L'attribuzione di un insegnamento in base al presente avviso cesserà d'ufficio qualora l'insegnamento venga attribuito come compito istituzionale ad un docente di ruolo, a seguito della sua presa di servizio.
I contratti di cui al presente avviso non possono essere stipulati da coloro che abbiano un rapporto di coniugio o un grado di parentela o di affinità fino al quarto grado compreso, con un professore o un ricercatore appartenente al Dipartimento di Biologia ovvero con il Rettore, il Direttore Generale o un componente del Consiglio di Amministrazione (art. 18 della Legge 240/2010 art. 10 del D.R. 1570 del 17 giugno 2014).
Salvo restando l'adempimento prioritario degli obblighi contrattuali, i professori a contratto possono svolgere altre attività o funzioni che non determinano un conflitto di interessi con la loro specifica posizione all'interno dell'Università (art. 9 del D.R. n. 1570 del 17 giugno 2014).

DISPOSIZIONI FINALI

Avverso gli atti della procedura di valutazione comparativa è ammesso ricorso giurisdizionale al T.A.R. entro 60 giorni dalla pubblicazione della graduatoria di merito nel sito internet del sopra riportato, o in alternativa, ricorso straordinario al Presidente della Repubblica entro 120 giorni dalla data della suddetta pubblicazione.
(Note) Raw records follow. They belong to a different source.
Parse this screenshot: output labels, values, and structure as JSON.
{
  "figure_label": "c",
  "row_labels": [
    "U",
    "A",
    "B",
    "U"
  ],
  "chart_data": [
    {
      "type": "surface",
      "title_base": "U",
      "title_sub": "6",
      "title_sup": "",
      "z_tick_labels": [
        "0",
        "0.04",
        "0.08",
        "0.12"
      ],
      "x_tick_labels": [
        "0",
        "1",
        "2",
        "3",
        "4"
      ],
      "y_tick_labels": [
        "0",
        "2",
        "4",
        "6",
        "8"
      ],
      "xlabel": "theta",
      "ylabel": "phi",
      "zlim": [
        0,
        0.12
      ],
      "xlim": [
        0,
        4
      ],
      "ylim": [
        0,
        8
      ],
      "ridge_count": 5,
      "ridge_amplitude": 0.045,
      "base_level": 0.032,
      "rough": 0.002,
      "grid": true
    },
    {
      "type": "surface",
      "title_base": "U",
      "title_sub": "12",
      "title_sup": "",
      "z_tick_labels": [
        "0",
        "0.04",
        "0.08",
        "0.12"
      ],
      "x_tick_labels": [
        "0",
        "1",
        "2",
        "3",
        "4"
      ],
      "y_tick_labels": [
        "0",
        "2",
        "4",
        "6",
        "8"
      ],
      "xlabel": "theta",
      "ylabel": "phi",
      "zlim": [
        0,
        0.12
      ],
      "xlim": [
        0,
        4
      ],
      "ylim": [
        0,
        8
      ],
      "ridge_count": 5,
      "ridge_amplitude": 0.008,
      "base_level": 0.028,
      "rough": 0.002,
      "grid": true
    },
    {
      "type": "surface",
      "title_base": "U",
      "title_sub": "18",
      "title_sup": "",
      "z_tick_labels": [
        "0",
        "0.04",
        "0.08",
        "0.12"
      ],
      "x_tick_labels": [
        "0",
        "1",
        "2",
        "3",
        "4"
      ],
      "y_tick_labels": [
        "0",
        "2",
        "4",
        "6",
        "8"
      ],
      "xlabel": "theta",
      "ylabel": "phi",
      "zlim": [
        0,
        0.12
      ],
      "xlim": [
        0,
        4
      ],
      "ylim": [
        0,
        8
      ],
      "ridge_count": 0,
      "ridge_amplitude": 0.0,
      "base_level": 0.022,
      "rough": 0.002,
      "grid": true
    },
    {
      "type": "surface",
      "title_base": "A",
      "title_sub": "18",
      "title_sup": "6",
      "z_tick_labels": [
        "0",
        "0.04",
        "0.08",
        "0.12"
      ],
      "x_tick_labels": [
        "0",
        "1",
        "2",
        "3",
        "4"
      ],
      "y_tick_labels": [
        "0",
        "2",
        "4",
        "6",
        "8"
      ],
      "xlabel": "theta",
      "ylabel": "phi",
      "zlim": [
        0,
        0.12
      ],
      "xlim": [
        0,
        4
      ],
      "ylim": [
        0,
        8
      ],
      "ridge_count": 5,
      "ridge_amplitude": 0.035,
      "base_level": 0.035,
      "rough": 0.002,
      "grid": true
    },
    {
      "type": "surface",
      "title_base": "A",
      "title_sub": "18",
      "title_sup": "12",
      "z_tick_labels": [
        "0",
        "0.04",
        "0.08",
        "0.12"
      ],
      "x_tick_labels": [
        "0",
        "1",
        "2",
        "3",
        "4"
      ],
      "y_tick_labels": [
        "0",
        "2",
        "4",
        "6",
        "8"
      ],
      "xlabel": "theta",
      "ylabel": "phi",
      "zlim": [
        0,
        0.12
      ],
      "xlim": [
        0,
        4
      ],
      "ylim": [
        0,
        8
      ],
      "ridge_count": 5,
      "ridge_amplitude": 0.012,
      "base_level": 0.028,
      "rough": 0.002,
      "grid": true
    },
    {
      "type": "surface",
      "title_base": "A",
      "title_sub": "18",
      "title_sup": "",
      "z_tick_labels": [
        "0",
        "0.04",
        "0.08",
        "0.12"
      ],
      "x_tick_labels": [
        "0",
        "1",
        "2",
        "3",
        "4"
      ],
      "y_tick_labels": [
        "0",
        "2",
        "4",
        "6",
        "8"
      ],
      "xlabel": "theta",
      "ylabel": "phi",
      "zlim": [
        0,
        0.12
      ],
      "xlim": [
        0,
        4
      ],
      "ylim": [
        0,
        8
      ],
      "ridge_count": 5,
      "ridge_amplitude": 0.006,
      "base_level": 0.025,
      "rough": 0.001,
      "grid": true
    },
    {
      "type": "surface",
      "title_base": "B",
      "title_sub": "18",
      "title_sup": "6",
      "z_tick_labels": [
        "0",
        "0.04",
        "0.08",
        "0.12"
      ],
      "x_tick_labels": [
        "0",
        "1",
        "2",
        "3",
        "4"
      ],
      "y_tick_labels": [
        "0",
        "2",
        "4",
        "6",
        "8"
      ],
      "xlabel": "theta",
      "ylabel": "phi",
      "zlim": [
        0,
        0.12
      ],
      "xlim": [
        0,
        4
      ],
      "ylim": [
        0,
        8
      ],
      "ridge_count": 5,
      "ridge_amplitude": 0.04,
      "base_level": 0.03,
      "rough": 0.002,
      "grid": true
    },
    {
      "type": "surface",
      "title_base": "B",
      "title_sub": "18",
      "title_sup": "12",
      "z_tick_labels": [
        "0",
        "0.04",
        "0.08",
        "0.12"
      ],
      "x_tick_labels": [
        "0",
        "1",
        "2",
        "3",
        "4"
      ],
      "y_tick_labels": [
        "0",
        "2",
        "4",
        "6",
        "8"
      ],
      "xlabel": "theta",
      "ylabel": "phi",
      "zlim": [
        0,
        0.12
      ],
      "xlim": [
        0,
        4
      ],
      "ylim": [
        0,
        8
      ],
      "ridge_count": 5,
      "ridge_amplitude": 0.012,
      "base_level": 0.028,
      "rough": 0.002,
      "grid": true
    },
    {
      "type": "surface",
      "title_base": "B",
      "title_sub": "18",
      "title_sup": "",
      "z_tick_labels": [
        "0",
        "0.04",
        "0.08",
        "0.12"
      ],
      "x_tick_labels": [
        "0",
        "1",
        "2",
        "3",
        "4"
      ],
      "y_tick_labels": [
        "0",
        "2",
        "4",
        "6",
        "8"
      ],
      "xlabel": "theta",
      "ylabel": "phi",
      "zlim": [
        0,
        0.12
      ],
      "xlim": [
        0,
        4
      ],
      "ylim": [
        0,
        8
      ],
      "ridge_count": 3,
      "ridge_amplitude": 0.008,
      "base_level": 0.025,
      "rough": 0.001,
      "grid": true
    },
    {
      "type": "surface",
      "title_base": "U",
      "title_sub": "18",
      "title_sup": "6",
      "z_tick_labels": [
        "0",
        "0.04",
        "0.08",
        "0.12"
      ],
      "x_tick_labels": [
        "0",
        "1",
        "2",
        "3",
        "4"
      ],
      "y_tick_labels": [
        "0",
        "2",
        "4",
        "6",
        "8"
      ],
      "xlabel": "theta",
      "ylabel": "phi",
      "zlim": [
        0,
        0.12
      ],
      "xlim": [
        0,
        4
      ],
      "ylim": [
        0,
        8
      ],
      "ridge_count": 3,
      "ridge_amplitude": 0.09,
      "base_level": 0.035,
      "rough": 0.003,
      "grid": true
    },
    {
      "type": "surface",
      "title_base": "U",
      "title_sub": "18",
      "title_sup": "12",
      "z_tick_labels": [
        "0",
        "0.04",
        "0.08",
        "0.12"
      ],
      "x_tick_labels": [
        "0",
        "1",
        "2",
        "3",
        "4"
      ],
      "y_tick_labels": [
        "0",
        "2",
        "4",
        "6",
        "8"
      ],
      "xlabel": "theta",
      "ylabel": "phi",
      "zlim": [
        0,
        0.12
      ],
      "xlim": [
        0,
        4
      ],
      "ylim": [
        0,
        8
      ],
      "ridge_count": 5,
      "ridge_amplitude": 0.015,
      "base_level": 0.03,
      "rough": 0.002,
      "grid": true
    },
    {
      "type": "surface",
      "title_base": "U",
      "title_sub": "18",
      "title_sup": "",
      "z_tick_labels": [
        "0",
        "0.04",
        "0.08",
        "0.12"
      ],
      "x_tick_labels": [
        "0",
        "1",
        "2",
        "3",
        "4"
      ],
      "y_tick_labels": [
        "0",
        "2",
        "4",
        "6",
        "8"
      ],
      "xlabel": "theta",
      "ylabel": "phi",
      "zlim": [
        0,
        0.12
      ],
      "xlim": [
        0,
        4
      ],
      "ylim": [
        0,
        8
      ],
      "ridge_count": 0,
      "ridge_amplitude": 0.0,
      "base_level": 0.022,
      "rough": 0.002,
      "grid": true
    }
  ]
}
Per tutto quanto non previsto dai presenti articoli si applica la disciplina dettata dal vigente Regolamento in materia di contratti per attività di insegnamento ai sensi dell'art. 23 della Legge 30 dicembre 2010, n. 240, nonché la disciplina deliberata dal Senato Accademico nell'adunanza del 7 giugno 2016 (Delibera n. 98).
Ai sensi della Legge 241/1990, art. 4, e successive modificazioni il responsabile del procedimento amministrativo di cui al presente bando è il Direttore del Dipartimento di Biologia, Prof. Gerolamo Lanfranchi, e-mail: scienze@unipd.it telefono: +39 049 827 5071.
I dati personali forniti dai candidati sono trattati, in forma cartacea o informatica, esclusivamente per le finalità di gestione della selezione e dei relativi affidamenti / contratti e saranno conservati dall'Università degli Studi di Padova, nel rispetto del D.lgs. 30 giugno 2003, n. 196 (Informativa sulla privacy), per il periodo strettamente necessario per l'utilizzo dei dati stessi nell'ambito del procedimento amministrativo correlato. Il conferimento e la raccolta dei dati è obbligatoria per l'istruzione del procedimento di selezione e, qualora si tratti di dati sensibili, è effettuata ai sensi della Legge 5 febbraio 1992, n. 104 e della Legge 12 marzo 1999 n. 68. Il conferimento dei dati indicati nel bando è obbligatorio e necessario ai fini della valutazione dei requisiti di ammissione, pena l'esclusione dalla selezione.
I dati contenuti e raccolti nell'ambito del presente procedimento amministrativo potranno essere comunicati agli altri servizi dell'Università di Padova ed ad altri soggetti solo nei limiti e nella quantità strettamente necessaria ad assolvere le finalità di loro competenza ai sensi delle vigenti disposizioni di legge e di regolamento.
Presso il titolare del trattamento dei dati, gli interessati potranno esercitare i loro diritti di cui all'art. 7 del D.Lgs. 196/2003, tra i quali il diritto di accesso ai dati. Il Titolare del trattamento dei dati è l'Università degli Studi di Padova.